Entertainment

Yes, 'Deadpool 2' Stars A Mutant Supergroup — But They Are NOTHING Like The X-Men

by Danielle Burgos

One has name-brand recognition and an established movie franchise, the other is a group that many non-comic fans are just learning about from Deadpool 2. So aside from sharing an alphabet letter, what separates the X-Men vs. the X-Force? The difference between the groups of super-fighters is actually all about attitude.

The X-Men are a comic institution at this point, while by comparison, the X-Force, as seen in Deadpool 2, are young up and comers. It's hard to overstate the importance of the X-Men to the world of Marvel, and comics in general; the team established ideas that are so commonplace in comics nowadays most comic fans don't think twice about their origins. Writer Stan Lee and artist Jack Kirby created the X-Men way back in 1963, inventing a world where a new species of human existed: mutants. Born with an "X Gene" that would eventually activate their varied superpowers, these mutants were misunderstood by the world around them, hunted out of fear or captured for study by the government.

Lee admitted he created the concept of mutants out of necessity more than anything else, saying in a 2004 Television Academy interview, "I couldn't have everybody bitten by a radioactive spider or exposed to a gamma ray explosion." In Lee's X-Men comics, Professor Charles Xavier founded a school to teach these mutants how to use their powers, hoping to achieve his dream of creating peaceful coexistence between mutant- and humankind. Xavier's team of X-Men battled those who wanted to harm mankind, mutants and human alike, as well as any other threats to peace.

The X-Force, meanwhile, takes place within the world X-Men created, and was put together by Cable, the time-traveling son of original X-Men member Cyclops. Cable's visits to horrific versions of the future hardened his more militant, aggressive stance on fighting threats to humanity, compared to Professor Xavier's vision of harmony. Cable put together the X-Force as a leaner, meaner strike team bent on hitting enemies first, rather than the X-Men's policy of reacting to situations.

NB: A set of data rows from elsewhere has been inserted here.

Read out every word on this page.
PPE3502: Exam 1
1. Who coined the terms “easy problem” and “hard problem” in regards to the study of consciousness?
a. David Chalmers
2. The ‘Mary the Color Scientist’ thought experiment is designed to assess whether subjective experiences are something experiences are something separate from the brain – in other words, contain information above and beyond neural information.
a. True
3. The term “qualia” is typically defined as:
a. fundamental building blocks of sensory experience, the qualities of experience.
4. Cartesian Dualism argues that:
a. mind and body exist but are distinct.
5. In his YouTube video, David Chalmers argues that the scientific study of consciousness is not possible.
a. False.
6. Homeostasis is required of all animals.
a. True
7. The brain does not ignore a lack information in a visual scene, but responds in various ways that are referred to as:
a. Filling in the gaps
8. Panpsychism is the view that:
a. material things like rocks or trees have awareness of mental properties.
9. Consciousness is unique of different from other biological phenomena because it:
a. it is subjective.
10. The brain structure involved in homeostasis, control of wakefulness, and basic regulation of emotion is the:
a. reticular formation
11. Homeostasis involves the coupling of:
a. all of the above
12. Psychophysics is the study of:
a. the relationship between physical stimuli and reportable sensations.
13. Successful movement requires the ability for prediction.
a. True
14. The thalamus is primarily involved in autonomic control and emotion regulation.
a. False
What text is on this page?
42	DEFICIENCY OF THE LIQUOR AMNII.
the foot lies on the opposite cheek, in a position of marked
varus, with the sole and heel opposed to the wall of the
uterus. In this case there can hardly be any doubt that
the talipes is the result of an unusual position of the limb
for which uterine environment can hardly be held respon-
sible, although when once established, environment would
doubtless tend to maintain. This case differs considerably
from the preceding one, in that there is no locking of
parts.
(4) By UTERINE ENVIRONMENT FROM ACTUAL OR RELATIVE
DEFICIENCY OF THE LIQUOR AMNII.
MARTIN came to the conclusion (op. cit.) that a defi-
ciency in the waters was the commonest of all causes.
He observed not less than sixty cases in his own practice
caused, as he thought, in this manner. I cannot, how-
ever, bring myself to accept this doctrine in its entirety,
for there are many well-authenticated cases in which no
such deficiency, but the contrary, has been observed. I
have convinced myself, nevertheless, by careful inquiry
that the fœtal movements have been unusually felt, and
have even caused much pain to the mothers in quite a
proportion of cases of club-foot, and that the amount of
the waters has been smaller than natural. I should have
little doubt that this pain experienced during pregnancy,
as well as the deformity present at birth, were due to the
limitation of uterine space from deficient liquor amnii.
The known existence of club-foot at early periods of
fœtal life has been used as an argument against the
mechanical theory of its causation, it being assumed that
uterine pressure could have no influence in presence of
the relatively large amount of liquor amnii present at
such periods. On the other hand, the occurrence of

Members of the original X-Force included several students of Xavier's already fighting as part of the New Mutants, a younger group the Professor had trained. They felt Xavier was too passive, and joined X-Force along with a number of angrier mutants looking for a fight, including mercenary-for-hire Domino, rage-filled were-cat Feral, and vengeful alien Shatterstar.

While the X-Men mostly battled Magneto's Brotherhood of Mutants, who believed mutants were superior to humans and should take over, the X-Force fought their extremist equals, the Mutant Liberation Front, who had no problem using violence against humans if it meant helping mutants.

The X-Men are far more well-known than X-Force, having had a long-running cartoon and over nine films exploring their world. Interestingly both Deadpool and Deadpool 2 are considered X-Men films by their studio, since Deadpool was initially a spin-off from the movie X-Men Origins: Wolverine (who didn't actually join the X-Men until the '70s). The first exposure filmgoers will have to the X-Force will be in Deadpool 2, which have Deadpool forming the supergroup of assassins, mutants, and... Peter, who saw the flier. Instead of a group bent on changing the present to save the future founded by Cable, Deadpool's X-Force comes together to stop Cable from killing a mutant child — in the new movie, the baddie is on the opposite side of the very team he created.

Now that word's out on the edgier team in the X-universe, maybe fans will soon see more action from the team outside of Deadpool films, perhaps in ways that are a little closer to their actual origins. Comics reboot, restart, and rewrite entire universes all the time; messing around with the X-Force shouldn't be a problem except for folks who dare to get on the members' bad side.